“Solution-driven Research 4 Development”

On January 1, 2012, our CGIAR Research Program ‘more meat, milk and fish by and for the poor’ became operational.

It aims to increase the productivity of small-scale livestock and fish systems in sustainable ways, making meat, milk and fish more available and affordable to poor consumers across the developing world.

We seek to address two big challenges …

  1. Poor people in developing countries, especially women and children, eat very little meat, milk and fish. This contributes to nutrient deficiencies, poor physical and cognitive development for children, and poor health and livelihood outcomes for adults. Can we improve their diets, helping them to healthy and productive lives?
  2. The productivity of small and medium-scale livestock and fish producers and marketing systems in developing countries generally lags far behind those in other parts of the world.

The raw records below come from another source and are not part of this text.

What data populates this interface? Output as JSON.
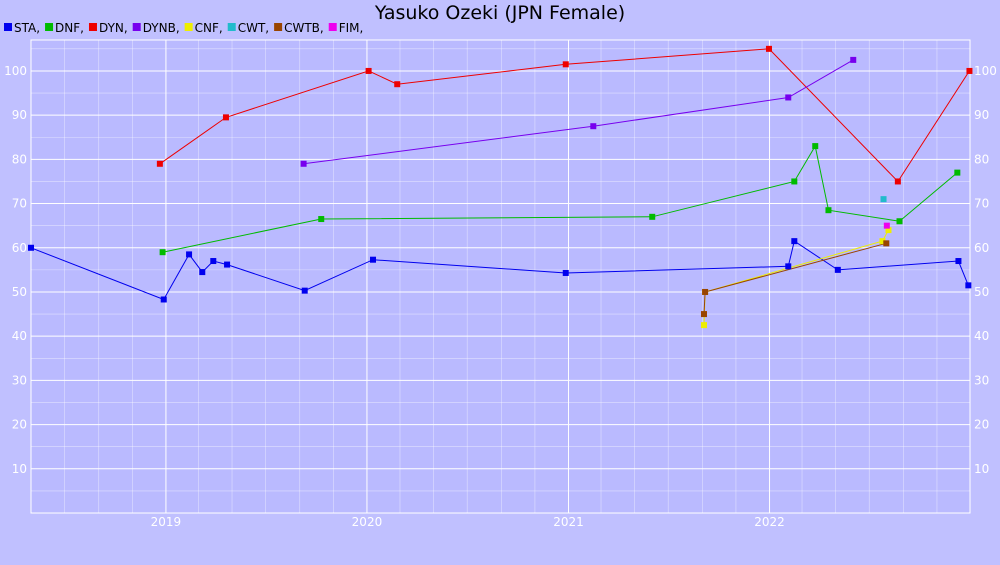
{
  "chart_data": {
    "type": "line",
    "title": "Yasuko Ozeki (JPN Female)",
    "xlabel": "",
    "ylabel": "",
    "xlim": [
      "2018-05-01",
      "2022-12-31"
    ],
    "ylim": [
      0,
      107
    ],
    "x_ticks": [
      "2019",
      "2020",
      "2021",
      "2022"
    ],
    "y_ticks": [
      10,
      20,
      30,
      40,
      50,
      60,
      70,
      80,
      90,
      100
    ],
    "grid": true,
    "legend_position": "top-left",
    "series": [
      {
        "name": "STA,",
        "color": "#0000ee",
        "points": [
          [
            "2018-05-01",
            60
          ],
          [
            "2018-12-28",
            48.3
          ],
          [
            "2019-02-12",
            58.5
          ],
          [
            "2019-03-08",
            54.5
          ],
          [
            "2019-03-28",
            57
          ],
          [
            "2019-04-22",
            56.2
          ],
          [
            "2019-09-10",
            50.3
          ],
          [
            "2020-01-12",
            57.3
          ],
          [
            "2020-12-27",
            54.3
          ],
          [
            "2022-02-04",
            55.8
          ],
          [
            "2022-02-15",
            61.5
          ],
          [
            "2022-05-05",
            55
          ],
          [
            "2022-12-10",
            57
          ],
          [
            "2022-12-28",
            51.5
          ]
        ]
      },
      {
        "name": "DNF,",
        "color": "#00bb00",
        "points": [
          [
            "2018-12-26",
            59
          ],
          [
            "2019-10-10",
            66.5
          ],
          [
            "2021-06-02",
            67
          ],
          [
            "2022-02-15",
            75
          ],
          [
            "2022-03-25",
            83
          ],
          [
            "2022-04-18",
            68.5
          ],
          [
            "2022-08-25",
            66
          ],
          [
            "2022-12-08",
            77
          ]
        ]
      },
      {
        "name": "DYN,",
        "color": "#ee0000",
        "points": [
          [
            "2018-12-21",
            79
          ],
          [
            "2019-04-20",
            89.5
          ],
          [
            "2020-01-04",
            100
          ],
          [
            "2020-02-25",
            97
          ],
          [
            "2020-12-27",
            101.5
          ],
          [
            "2021-12-31",
            105
          ],
          [
            "2022-08-22",
            75
          ],
          [
            "2022-12-30",
            100
          ]
        ]
      },
      {
        "name": "DYNB,",
        "color": "#7700ee",
        "points": [
          [
            "2019-09-08",
            79
          ],
          [
            "2021-02-15",
            87.5
          ],
          [
            "2022-02-04",
            94
          ],
          [
            "2022-06-02",
            102.5
          ]
        ]
      },
      {
        "name": "CNF,",
        "color": "#eeee00",
        "points": [
          [
            "2021-09-04",
            42.5
          ],
          [
            "2021-09-06",
            50
          ],
          [
            "2022-07-25",
            61.5
          ],
          [
            "2022-08-05",
            64
          ]
        ]
      },
      {
        "name": "CWT,",
        "color": "#22bbcc",
        "points": [
          [
            "2022-07-27",
            71
          ]
        ]
      },
      {
        "name": "CWTB,",
        "color": "#994400",
        "points": [
          [
            "2021-09-04",
            45
          ],
          [
            "2021-09-06",
            50
          ],
          [
            "2022-08-01",
            61
          ]
        ]
      },
      {
        "name": "FIM,",
        "color": "#ee00ee",
        "points": [
          [
            "2022-08-02",
            65
          ]
        ]
      }
    ]
  }
}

Can we sustainably increase their productivity to benefit producers AND consumers, helping them to food secure futures?

We aim to take advantage of several opportunities …

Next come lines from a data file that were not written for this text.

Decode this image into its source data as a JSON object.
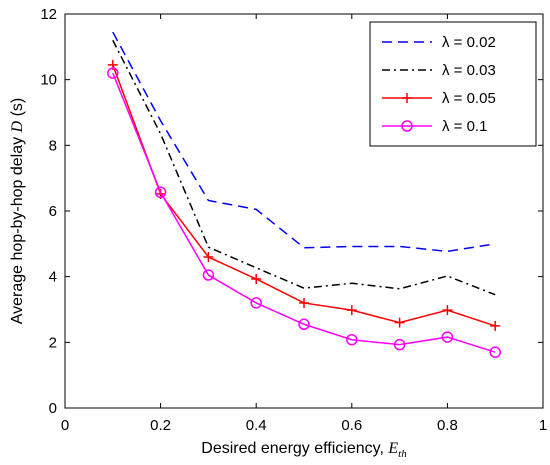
{
  "chart_data": {
    "type": "line",
    "title": "",
    "xlabel": "Desired energy efficiency, ",
    "xlabel_italic": "E",
    "xlabel_sub": "th",
    "ylabel": "Average hop-by-hop delay ",
    "ylabel_italic": "D",
    "ylabel_unit": " (s)",
    "xlim": [
      0,
      1
    ],
    "ylim": [
      0,
      12
    ],
    "xticks": [
      0,
      0.2,
      0.4,
      0.6,
      0.8,
      1
    ],
    "xtick_labels": [
      "0",
      "0.2",
      "0.4",
      "0.6",
      "0.8",
      "1"
    ],
    "yticks": [
      0,
      2,
      4,
      6,
      8,
      10,
      12
    ],
    "ytick_labels": [
      "0",
      "2",
      "4",
      "6",
      "8",
      "10",
      "12"
    ],
    "grid": false,
    "legend_position": "top-right",
    "x": [
      0.1,
      0.2,
      0.3,
      0.4,
      0.5,
      0.6,
      0.7,
      0.8,
      0.9
    ],
    "series": [
      {
        "name": "λ = 0.02",
        "color": "#0000ff",
        "line_style": "dashed",
        "marker": "none",
        "values": [
          11.45,
          8.75,
          6.32,
          6.05,
          4.88,
          4.92,
          4.92,
          4.77,
          5.0
        ]
      },
      {
        "name": "λ = 0.03",
        "color": "#000000",
        "line_style": "dash-dot",
        "marker": "none",
        "values": [
          11.2,
          8.35,
          4.9,
          4.27,
          3.65,
          3.8,
          3.63,
          4.02,
          3.45
        ]
      },
      {
        "name": "λ = 0.05",
        "color": "#ff0000",
        "line_style": "solid",
        "marker": "plus",
        "values": [
          10.45,
          6.52,
          4.6,
          3.93,
          3.2,
          2.98,
          2.6,
          2.98,
          2.5
        ]
      },
      {
        "name": "λ = 0.1",
        "color": "#ff00ff",
        "line_style": "solid",
        "marker": "circle",
        "values": [
          10.2,
          6.57,
          4.05,
          3.2,
          2.55,
          2.08,
          1.93,
          2.16,
          1.7
        ]
      }
    ]
  }
}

  • Meat, milk and fish are among the highest value agricultural products globally; these offer viable livelihoods for even the poorest.
  • Even modest amounts of animal-source foods provide critical inputs to the health of malnourished people, especially women and children.
  • Meeting a rapidly increasing demand for animal-source foods in developing countries is a big opportunity for smallholders to earn a better living.
  • 400 million people in Africa and South Asia depend on fish for most of their animal protein. Over 100 million landless people keep livestock and nearly 1 billion (70%) of the world’s 1.4 billion extremely poor people depend on livestock. If we get it right, the potential ‘market’ to take up and benefit from this research is massive.
  • Two-thirds of the world’s livestock keepers are rural women; this program can strongly contribute to development equity and empowerment goals.

Our integrated ‘solution-driven research for development approach’ combines upstream technology development with downstream transformation of selected high-potential value chains.

We work with partners to ensure that animal source foods and livestock products – milk, meat and fish – truly benefit the poorest producers and consumers in developing countries.

Partnerships with governments, non-governmental organizations, the private sector and large development agencies will help ensure that the results of our work are brought to scale, locally and globally.